We assumed the problem was:

“How do we generate better content?”

It wasn’t.

The real problem was:

How do we make that content consistent, reliable, and safe to use?

AI was doing exactly what it’s good at:

producing plausible output
filling gaps convincingly
sounding right

But that’s not the same as being trustworthy.

🔧 What Broke First

Our original pipeline looked something like:

Prompt → LLM → Output course

And for a moment, that felt like enough.

Until we started testing it properly.

Sections contradicted each other
Concepts repeated in different ways
Terminology drifted across lessons
Some parts were strong, others clearly weak

You could generate a course.

You just couldn’t rely on it.

🧱 What We Had to Build Instead

The moment things changed was when we stopped treating this as a generation problem.

We started treating it as a system problem.

The pipeline evolved into something more like:

Input
→ Structured Generation
→ Validation Layer
→ Targeted Rewriting
→ Enrichment (quizzes, scenarios, examples)
→ Compliance Checks
→ Output

Each layer existed for a reason.

Because every time we skipped one — something failed.

🧩 The Hard Parts (That Don’t Show Up in Demos)

Structure Enforcement

We had to stop the model from improvising.

That meant:

fixed lesson frameworks
defined section types
controlled outputs

Targeted Improvement (Not Regeneration)

Regenerating everything just moved the problem around.

Instead:

identify weak sections
rewrite only those
preserve what already works

Cross-Course Consistency

This was harder than expected.

We needed to deal with:

duplicated concepts
mismatched terminology
uneven difficulty

Which meant introducing:

internal rules
pattern checks
consistency constraints

Compliance Awareness

This is where most tools fall down.

We needed:

alignment with recognised frameworks
the ability to adapt as guidance evolves
detection of weak or risky content

🧠 The Shift

At some point, we stopped thinking in prompts.

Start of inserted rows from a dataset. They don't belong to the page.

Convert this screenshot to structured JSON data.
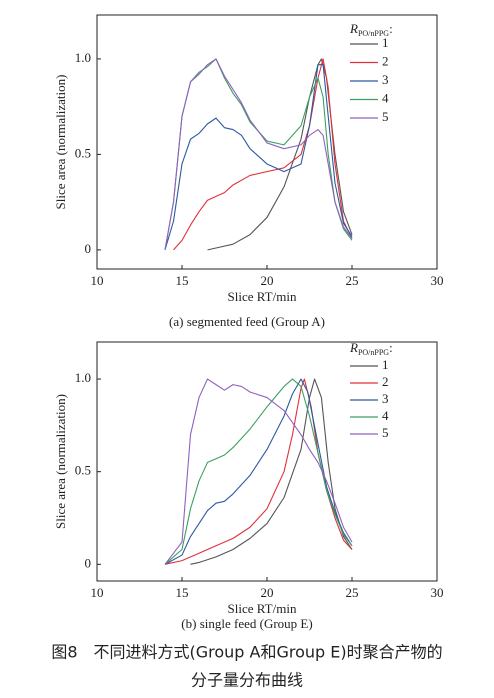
{
  "chart_data": [
    {
      "type": "line",
      "caption": "(a) segmented feed (Group A)",
      "xlabel": "Slice RT/min",
      "ylabel": "Slice area (normalization)",
      "legend_title": "R",
      "legend_title_sub": "PO/nPPG",
      "legend_title_suffix": ":",
      "xlim": [
        10,
        30
      ],
      "xticks": [
        10,
        15,
        20,
        25,
        30
      ],
      "ylim": [
        -0.1,
        1.23
      ],
      "yticks": [
        0,
        0.5,
        {
          "value": 1,
          "label": "1.0"
        }
      ],
      "series": [
        {
          "name": "1",
          "color": "#555555",
          "x": [
            16.5,
            17,
            18,
            19,
            20,
            21,
            22,
            22.5,
            23,
            23.2,
            23.5,
            24,
            24.5,
            25
          ],
          "values": [
            0,
            0.01,
            0.03,
            0.08,
            0.17,
            0.33,
            0.58,
            0.8,
            0.97,
            1.0,
            0.9,
            0.5,
            0.2,
            0.08
          ]
        },
        {
          "name": "2",
          "color": "#e0303a",
          "x": [
            14.5,
            15,
            15.5,
            16,
            16.5,
            17,
            17.5,
            18,
            19,
            20,
            21,
            22,
            22.5,
            23,
            23.3,
            23.6,
            24,
            24.5,
            25
          ],
          "values": [
            0,
            0.05,
            0.13,
            0.2,
            0.26,
            0.28,
            0.3,
            0.34,
            0.39,
            0.41,
            0.43,
            0.5,
            0.65,
            0.9,
            1.0,
            0.85,
            0.45,
            0.15,
            0.06
          ]
        },
        {
          "name": "3",
          "color": "#2a5aa0",
          "x": [
            14,
            14.5,
            15,
            15.5,
            16,
            16.5,
            17,
            17.5,
            18,
            18.5,
            19,
            20,
            21,
            22,
            22.5,
            23,
            23.3,
            23.6,
            24,
            24.5,
            25
          ],
          "values": [
            0,
            0.15,
            0.45,
            0.58,
            0.61,
            0.66,
            0.69,
            0.64,
            0.63,
            0.6,
            0.53,
            0.45,
            0.41,
            0.45,
            0.65,
            0.97,
            0.97,
            0.7,
            0.35,
            0.14,
            0.07
          ]
        },
        {
          "name": "4",
          "color": "#3aa060",
          "x": [
            14,
            14.5,
            15,
            15.5,
            16,
            16.5,
            17,
            17.5,
            18,
            18.5,
            19,
            20,
            21,
            22,
            22.5,
            23,
            23.3,
            23.6,
            24,
            24.5,
            25
          ],
          "values": [
            0,
            0.25,
            0.7,
            0.88,
            0.93,
            0.96,
            1.0,
            0.9,
            0.82,
            0.76,
            0.67,
            0.57,
            0.55,
            0.65,
            0.8,
            0.9,
            0.8,
            0.5,
            0.25,
            0.11,
            0.05
          ]
        },
        {
          "name": "5",
          "color": "#9060c0",
          "x": [
            14,
            14.5,
            15,
            15.5,
            16,
            16.5,
            17,
            17.5,
            18,
            18.5,
            19,
            20,
            21,
            22,
            22.5,
            23,
            23.3,
            23.6,
            24,
            24.5,
            25
          ],
          "values": [
            0,
            0.25,
            0.7,
            0.88,
            0.92,
            0.97,
            1.0,
            0.91,
            0.84,
            0.77,
            0.68,
            0.56,
            0.53,
            0.55,
            0.6,
            0.63,
            0.6,
            0.45,
            0.25,
            0.12,
            0.06
          ]
        }
      ]
    },
    {
      "type": "line",
      "caption": "(b) single feed (Group E)",
      "xlabel": "Slice RT/min",
      "ylabel": "Slice area (normalization)",
      "legend_title": "R",
      "legend_title_sub": "PO/nPPG",
      "legend_title_suffix": ":",
      "xlim": [
        10,
        30
      ],
      "xticks": [
        10,
        15,
        20,
        25,
        30
      ],
      "ylim": [
        -0.09,
        1.2
      ],
      "yticks": [
        0,
        0.5,
        {
          "value": 1,
          "label": "1.0"
        }
      ],
      "series": [
        {
          "name": "1",
          "color": "#555555",
          "x": [
            15.5,
            16,
            17,
            18,
            19,
            20,
            21,
            22,
            22.5,
            22.8,
            23.2,
            23.6,
            24,
            24.5,
            25
          ],
          "values": [
            0,
            0.01,
            0.04,
            0.08,
            0.14,
            0.22,
            0.36,
            0.62,
            0.9,
            1.0,
            0.9,
            0.55,
            0.3,
            0.15,
            0.08
          ]
        },
        {
          "name": "2",
          "color": "#e0303a",
          "x": [
            14,
            15,
            16,
            17,
            18,
            19,
            20,
            21,
            21.5,
            22,
            22.2,
            22.6,
            23,
            23.5,
            24,
            24.5,
            25
          ],
          "values": [
            0,
            0.02,
            0.06,
            0.1,
            0.14,
            0.2,
            0.3,
            0.5,
            0.7,
            0.95,
            1.0,
            0.85,
            0.6,
            0.4,
            0.25,
            0.13,
            0.08
          ]
        },
        {
          "name": "3",
          "color": "#2a5aa0",
          "x": [
            14,
            15,
            15.5,
            16,
            16.5,
            17,
            17.5,
            18,
            19,
            20,
            21,
            21.5,
            22,
            22.4,
            23,
            23.5,
            24,
            24.5,
            25
          ],
          "values": [
            0,
            0.05,
            0.15,
            0.22,
            0.29,
            0.33,
            0.34,
            0.38,
            0.48,
            0.62,
            0.8,
            0.92,
            1.0,
            0.93,
            0.65,
            0.42,
            0.28,
            0.17,
            0.1
          ]
        },
        {
          "name": "4",
          "color": "#3aa060",
          "x": [
            14,
            15,
            15.5,
            16,
            16.5,
            17,
            17.5,
            18,
            19,
            20,
            21,
            21.5,
            22,
            22.5,
            23,
            23.5,
            24,
            24.5,
            25
          ],
          "values": [
            0,
            0.08,
            0.3,
            0.45,
            0.55,
            0.57,
            0.59,
            0.63,
            0.73,
            0.85,
            0.96,
            1.0,
            0.96,
            0.8,
            0.6,
            0.4,
            0.27,
            0.16,
            0.1
          ]
        },
        {
          "name": "5",
          "color": "#9060c0",
          "x": [
            14,
            15,
            15.5,
            16,
            16.5,
            17,
            17.5,
            18,
            18.5,
            19,
            20,
            21,
            22,
            22.5,
            23,
            23.5,
            24,
            24.5,
            25
          ],
          "values": [
            0,
            0.12,
            0.7,
            0.9,
            1.0,
            0.97,
            0.94,
            0.97,
            0.96,
            0.93,
            0.9,
            0.83,
            0.7,
            0.62,
            0.55,
            0.45,
            0.33,
            0.2,
            0.12
          ]
        }
      ]
    }
  ],
  "figure_caption": [
    "图8　不同进料方式(Group A和Group E)时聚合产物的",
    "分子量分布曲线"
  ]
}
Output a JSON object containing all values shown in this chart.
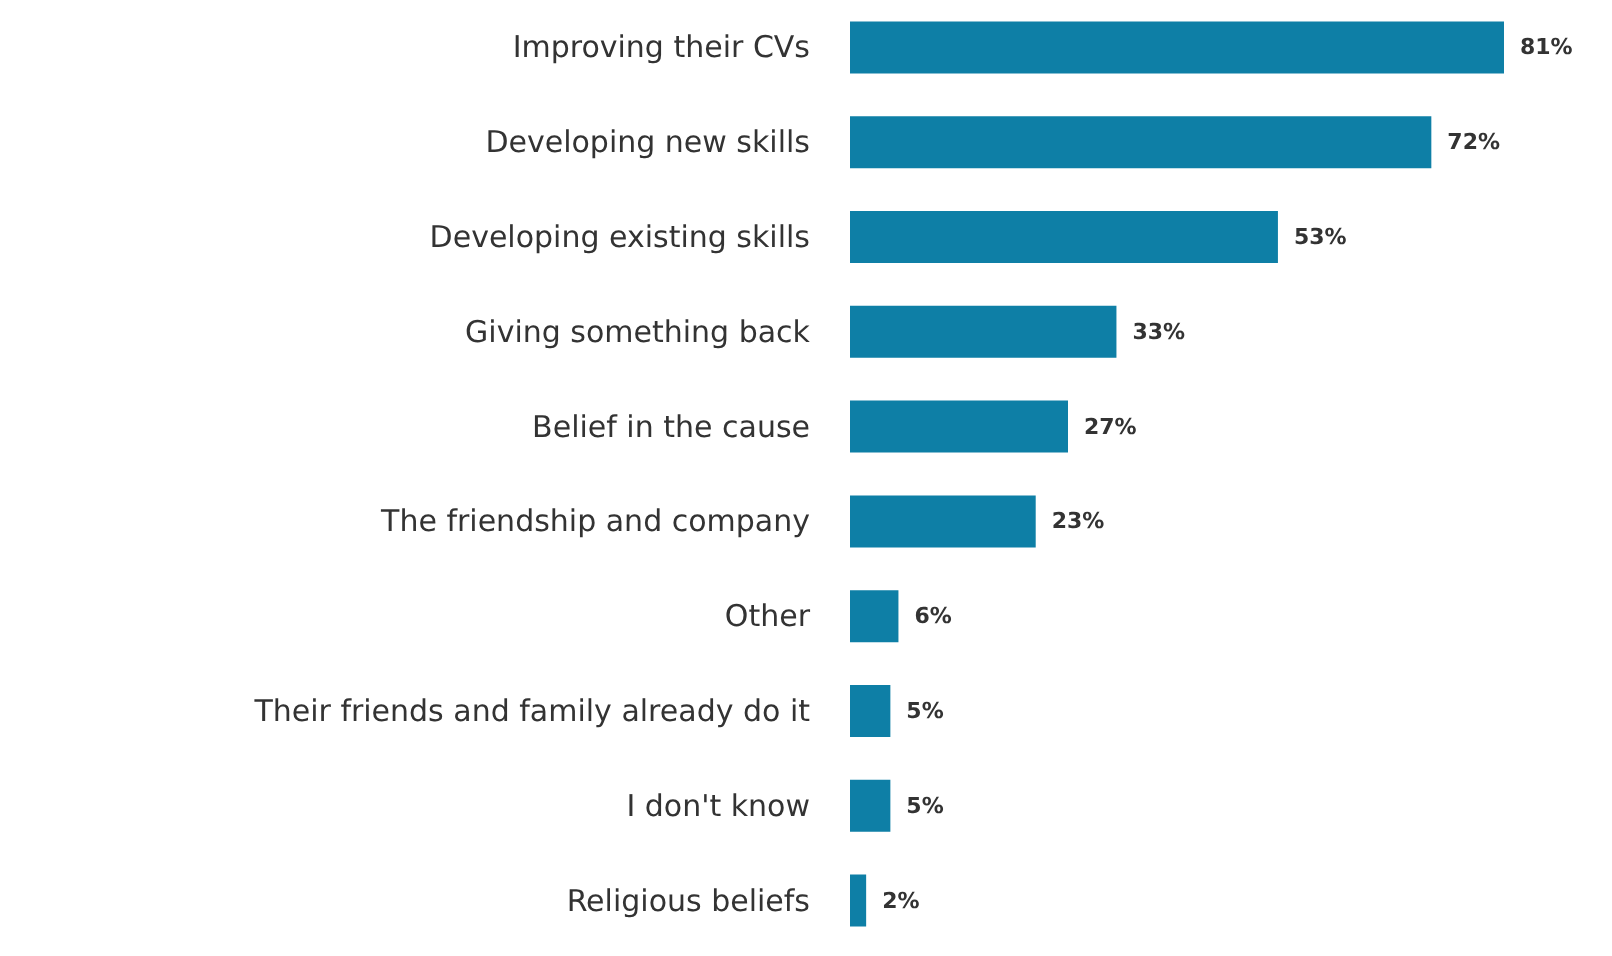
{
  "chart_data": {
    "type": "bar",
    "orientation": "horizontal",
    "categories": [
      "Improving their CVs",
      "Developing new skills",
      "Developing existing skills",
      "Giving something back",
      "Belief in the cause",
      "The friendship and company",
      "Other",
      "Their friends and family already do it",
      "I don't know",
      "Religious beliefs"
    ],
    "values": [
      81,
      72,
      53,
      33,
      27,
      23,
      6,
      5,
      5,
      2
    ],
    "value_labels": [
      "81%",
      "72%",
      "53%",
      "33%",
      "27%",
      "23%",
      "6%",
      "5%",
      "5%",
      "2%"
    ],
    "color": "#0e7fa6",
    "tick_labels": "y"
  }
}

We started thinking in systems.

AI became one part of the process — not the solution.

🛠️ If You’re Building with AI

It’s very easy to focus on:

better prompts
better outputs

But the real leverage is in:

constraints
validation
iteration
control

Because generation is easy.

Making it usable is not.

🚀 Where This Landed

What started as “generate a course” became:

structure
validation
rewriting
enrichment
compliance
delivery

Not because we wanted more features —

but because without them, none of it worked.

That was the real lesson.

AI doesn’t remove complexity.

It just hides it — until it matters.

Top comments (1)

CPDForge • Mar 25

Curious how others are handling this.

If you're using AI to generate content (courses, docs, etc.) — how are you dealing with:

consistency across outputs
reliability / “almost correct” risk
maintaining structure at scale

Feels like most tools focus on generation… but not what happens after.

Would be great to hear how others are solving it.